The oncoming of winter forced the Celtic army to turn back north to Macedonia. Greek writers fancifully added that the Celtic retreat came at the hands of the gods. Earthquakes erupted beneath the invaders, thunderbolts smote them and the ghosts of Greek heroes arose around the fleeing Celts.
From Macedonia many of the Celts wandered north to the Danube valley where they mixed with other Celtic tribes to give birth to the Scordisci. The remainder crossed the Hellespont into Asia Minor to plunder yet more Greek city states. Similarly, along the Thracian coast, Greek cities were so browbeaten by the Celts that they were forced to pay tribute to the barbarians. Other Celtic tribes wandered farther northeast, crossing the Prute and Dnester Rivers into Scythia (Ukraine/Southern Russia).
The Celtic crisis proved short-lived, the barbarians being defeated by Antigonus Gonatus, the pretender to the Macedonian throne, at Lysimacheia in 277 BC. Antigonus’ Greek victory was paralleled by Antiochus I’s triumph over the Asia Minor Celts in 275. The barbarian survivors were settled in northern Phrygia where they gave their name to Galatia. The Galatians refused to settle down peacefully, however, and continued to harry the western coastlines and raid all the way into Syria.
After a period of relative quiet, the Roman Republic was likewise beset with further Gallic invasions. Twice, in Gallic forays of 360 BC and again in 349, battle was avoided when the combatants lost their nerve. On the former occasion the Romans sought safety behind their walls, while on the latter it was the Gauls who withdrew before a force of Romans and Latins. In 331, the Senones concluded a peace with Rome that for a time gave Rome a respite.
The peace between Senones and Romans came to an end in 295 BC. That year the Senones made common cause with the Samnites. Senones and Samnites destroyed a Roman army at Camerinum but then both met defeats by Roman arms at the battle of Sentinum. Sentinum saw the Romans marshal an army of up to 40,000 men, at the time probably the largest concentration of troops ever seen in Italy.
In 284 BC another foray by the Senones put Etruscan Arretium under siege and wiped out a Roman relief force, killing its praetor (army commander), Lucius Caecilius. In reprisal the Romans struck into the invader’s homeland. The Senones were expelled from their land, which was so thoroughly scorched that it remained a wasteland for fifty years.

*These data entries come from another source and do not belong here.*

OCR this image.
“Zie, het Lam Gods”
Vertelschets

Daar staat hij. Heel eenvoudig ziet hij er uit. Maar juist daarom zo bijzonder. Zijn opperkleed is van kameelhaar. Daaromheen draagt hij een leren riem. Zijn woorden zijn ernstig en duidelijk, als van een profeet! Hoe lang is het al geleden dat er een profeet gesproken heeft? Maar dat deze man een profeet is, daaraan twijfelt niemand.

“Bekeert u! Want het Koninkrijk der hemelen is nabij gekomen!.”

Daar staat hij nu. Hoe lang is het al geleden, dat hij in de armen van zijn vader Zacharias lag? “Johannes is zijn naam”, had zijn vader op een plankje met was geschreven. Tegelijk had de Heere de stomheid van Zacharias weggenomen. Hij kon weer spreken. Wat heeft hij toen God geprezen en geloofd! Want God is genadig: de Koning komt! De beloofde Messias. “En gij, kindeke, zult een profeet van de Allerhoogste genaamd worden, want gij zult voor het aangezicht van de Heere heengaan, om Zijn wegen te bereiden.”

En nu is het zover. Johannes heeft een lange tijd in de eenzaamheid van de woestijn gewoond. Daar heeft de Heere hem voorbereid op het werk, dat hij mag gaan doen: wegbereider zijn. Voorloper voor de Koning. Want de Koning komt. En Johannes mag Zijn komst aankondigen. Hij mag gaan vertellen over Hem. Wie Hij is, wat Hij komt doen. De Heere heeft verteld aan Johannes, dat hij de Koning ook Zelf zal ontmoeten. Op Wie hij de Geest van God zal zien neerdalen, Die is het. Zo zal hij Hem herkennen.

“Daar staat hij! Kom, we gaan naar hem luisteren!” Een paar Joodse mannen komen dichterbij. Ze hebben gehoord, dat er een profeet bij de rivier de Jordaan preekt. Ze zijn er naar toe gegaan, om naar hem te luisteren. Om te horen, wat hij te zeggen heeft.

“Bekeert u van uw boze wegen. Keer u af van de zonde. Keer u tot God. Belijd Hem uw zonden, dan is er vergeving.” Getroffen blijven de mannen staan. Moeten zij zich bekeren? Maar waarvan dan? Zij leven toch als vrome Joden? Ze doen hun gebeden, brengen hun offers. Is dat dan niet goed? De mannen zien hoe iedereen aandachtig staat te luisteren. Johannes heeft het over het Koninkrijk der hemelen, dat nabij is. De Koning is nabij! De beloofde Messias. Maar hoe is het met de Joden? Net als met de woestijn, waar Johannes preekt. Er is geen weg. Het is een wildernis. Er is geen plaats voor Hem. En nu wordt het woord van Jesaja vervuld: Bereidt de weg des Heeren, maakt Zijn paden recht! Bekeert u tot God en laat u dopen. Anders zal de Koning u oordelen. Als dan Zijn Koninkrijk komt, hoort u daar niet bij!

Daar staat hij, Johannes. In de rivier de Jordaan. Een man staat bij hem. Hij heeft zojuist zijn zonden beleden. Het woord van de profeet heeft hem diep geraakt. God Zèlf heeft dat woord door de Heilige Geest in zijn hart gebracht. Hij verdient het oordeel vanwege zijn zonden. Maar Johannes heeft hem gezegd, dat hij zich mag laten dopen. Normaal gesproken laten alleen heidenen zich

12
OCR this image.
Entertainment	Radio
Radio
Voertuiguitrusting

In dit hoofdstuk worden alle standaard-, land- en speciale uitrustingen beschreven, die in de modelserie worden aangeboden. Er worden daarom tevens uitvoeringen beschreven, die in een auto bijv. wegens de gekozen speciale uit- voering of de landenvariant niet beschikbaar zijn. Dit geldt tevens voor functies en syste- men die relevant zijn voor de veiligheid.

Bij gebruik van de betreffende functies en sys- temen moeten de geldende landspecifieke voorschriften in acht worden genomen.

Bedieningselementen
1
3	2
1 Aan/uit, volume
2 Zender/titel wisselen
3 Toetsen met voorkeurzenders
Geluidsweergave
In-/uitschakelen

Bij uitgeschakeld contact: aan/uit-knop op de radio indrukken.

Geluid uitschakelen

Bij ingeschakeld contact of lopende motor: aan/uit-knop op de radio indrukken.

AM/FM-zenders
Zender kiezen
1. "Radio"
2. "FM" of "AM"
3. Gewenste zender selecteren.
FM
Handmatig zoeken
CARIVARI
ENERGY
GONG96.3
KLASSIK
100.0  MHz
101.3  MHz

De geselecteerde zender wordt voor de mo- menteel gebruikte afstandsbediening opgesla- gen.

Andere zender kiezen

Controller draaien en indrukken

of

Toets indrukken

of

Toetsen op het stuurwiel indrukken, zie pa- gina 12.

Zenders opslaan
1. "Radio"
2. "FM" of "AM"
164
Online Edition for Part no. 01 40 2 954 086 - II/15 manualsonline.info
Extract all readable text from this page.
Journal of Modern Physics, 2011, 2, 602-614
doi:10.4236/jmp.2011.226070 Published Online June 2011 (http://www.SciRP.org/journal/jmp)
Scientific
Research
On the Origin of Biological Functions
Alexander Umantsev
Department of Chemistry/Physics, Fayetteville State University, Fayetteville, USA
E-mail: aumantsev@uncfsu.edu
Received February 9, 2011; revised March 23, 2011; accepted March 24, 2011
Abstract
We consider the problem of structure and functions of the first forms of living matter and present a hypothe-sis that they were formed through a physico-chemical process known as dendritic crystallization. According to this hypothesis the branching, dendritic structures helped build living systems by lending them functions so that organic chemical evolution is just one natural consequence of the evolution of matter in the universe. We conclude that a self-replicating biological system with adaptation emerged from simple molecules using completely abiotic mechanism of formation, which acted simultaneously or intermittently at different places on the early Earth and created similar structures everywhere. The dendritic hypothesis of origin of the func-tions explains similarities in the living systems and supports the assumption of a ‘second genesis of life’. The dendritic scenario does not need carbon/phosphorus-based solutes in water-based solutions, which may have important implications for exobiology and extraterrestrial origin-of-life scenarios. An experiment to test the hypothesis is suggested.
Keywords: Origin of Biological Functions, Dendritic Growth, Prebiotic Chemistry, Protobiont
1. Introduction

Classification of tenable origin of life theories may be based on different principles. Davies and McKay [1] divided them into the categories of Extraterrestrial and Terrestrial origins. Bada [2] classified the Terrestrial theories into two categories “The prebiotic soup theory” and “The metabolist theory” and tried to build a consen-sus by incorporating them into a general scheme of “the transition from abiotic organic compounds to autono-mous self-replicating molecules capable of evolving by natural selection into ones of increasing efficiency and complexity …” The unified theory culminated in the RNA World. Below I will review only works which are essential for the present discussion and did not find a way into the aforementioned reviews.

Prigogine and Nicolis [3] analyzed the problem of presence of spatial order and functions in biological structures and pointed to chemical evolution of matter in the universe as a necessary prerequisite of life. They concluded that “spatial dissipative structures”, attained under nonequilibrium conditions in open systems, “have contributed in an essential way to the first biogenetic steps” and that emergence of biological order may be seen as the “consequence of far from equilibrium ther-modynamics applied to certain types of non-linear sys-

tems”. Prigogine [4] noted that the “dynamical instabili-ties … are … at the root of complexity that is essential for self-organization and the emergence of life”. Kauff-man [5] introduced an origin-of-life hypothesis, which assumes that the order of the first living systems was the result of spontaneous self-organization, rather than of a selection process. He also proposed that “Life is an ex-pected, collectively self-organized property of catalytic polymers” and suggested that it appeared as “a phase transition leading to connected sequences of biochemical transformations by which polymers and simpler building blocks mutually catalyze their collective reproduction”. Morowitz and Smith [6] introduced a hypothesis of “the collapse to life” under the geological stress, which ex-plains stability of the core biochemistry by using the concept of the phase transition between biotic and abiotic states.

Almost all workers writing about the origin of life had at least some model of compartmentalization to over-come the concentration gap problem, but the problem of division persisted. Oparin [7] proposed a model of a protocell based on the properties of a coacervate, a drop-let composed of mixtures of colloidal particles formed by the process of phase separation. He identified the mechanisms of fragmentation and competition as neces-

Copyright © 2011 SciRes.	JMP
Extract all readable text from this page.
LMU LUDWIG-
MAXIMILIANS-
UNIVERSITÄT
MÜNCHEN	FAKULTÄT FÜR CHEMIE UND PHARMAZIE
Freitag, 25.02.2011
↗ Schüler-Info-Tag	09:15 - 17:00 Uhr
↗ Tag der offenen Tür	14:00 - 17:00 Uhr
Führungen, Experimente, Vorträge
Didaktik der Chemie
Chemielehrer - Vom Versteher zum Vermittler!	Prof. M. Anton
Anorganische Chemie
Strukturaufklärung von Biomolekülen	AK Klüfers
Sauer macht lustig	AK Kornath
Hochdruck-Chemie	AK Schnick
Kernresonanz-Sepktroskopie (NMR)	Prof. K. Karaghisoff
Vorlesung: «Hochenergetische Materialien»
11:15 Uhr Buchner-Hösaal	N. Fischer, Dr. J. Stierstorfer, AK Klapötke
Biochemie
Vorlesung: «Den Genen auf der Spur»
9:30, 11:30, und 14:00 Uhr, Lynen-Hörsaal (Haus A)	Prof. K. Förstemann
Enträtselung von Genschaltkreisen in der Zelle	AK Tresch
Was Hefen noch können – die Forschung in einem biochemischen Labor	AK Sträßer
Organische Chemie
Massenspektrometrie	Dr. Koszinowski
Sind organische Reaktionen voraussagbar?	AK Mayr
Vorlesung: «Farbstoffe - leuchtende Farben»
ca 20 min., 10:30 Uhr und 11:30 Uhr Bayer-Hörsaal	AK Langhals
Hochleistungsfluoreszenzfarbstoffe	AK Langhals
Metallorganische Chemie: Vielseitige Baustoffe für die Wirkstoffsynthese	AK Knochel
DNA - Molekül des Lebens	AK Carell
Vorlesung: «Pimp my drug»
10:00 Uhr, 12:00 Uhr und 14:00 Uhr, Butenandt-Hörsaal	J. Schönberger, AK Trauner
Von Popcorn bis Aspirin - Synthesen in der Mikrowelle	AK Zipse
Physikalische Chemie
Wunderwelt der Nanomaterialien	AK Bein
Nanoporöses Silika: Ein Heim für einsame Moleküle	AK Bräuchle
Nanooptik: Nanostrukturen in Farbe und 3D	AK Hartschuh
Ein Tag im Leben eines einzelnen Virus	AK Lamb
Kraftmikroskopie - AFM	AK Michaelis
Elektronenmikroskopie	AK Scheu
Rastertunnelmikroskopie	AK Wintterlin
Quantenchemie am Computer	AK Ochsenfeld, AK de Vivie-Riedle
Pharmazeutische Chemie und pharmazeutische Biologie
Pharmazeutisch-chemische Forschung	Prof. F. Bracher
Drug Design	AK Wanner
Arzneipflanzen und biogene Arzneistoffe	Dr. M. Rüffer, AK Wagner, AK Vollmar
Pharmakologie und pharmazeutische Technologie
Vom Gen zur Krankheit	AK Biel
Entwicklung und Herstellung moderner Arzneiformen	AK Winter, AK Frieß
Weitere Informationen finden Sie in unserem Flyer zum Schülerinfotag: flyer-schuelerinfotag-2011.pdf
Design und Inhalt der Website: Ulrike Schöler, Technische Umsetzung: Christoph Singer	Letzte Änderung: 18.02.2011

The neighboring Boii feared that unless Roman power was crushed, they would share the fate of the Senones. Joined by Etruscans in 283 BC, who abandoned the Roman cause, the combined army reached within fifty miles of Rome. At Lake Vadimo the Boii–Etruscan alliance went down in defeat, with most of the Etruscans cut to pieces. A second Boii–Etruscan invasion the next year proved no more fruitful and resulted in a peace treaty.
Caught between Gauls and Romans, the future of the Etruscan cities looked increasingly dim. Even when the Etruscan league finally united against Rome in 359 BC, and even when aided by the Gauls in 283, they could not overcome the sons of Mars. In the Etruscan city of Tarquinia, scenes of demons and monsters of the underworld replaced tomb frescos once radiant with depictions of joyous banquets, dancers and musicians. All over Etruria, the writing was literally on the wall. The Etrurian sun was setting, just as that of the Gauls and the Romans was on the rise. But Italy would know only one master. The final battle had yet to be fought.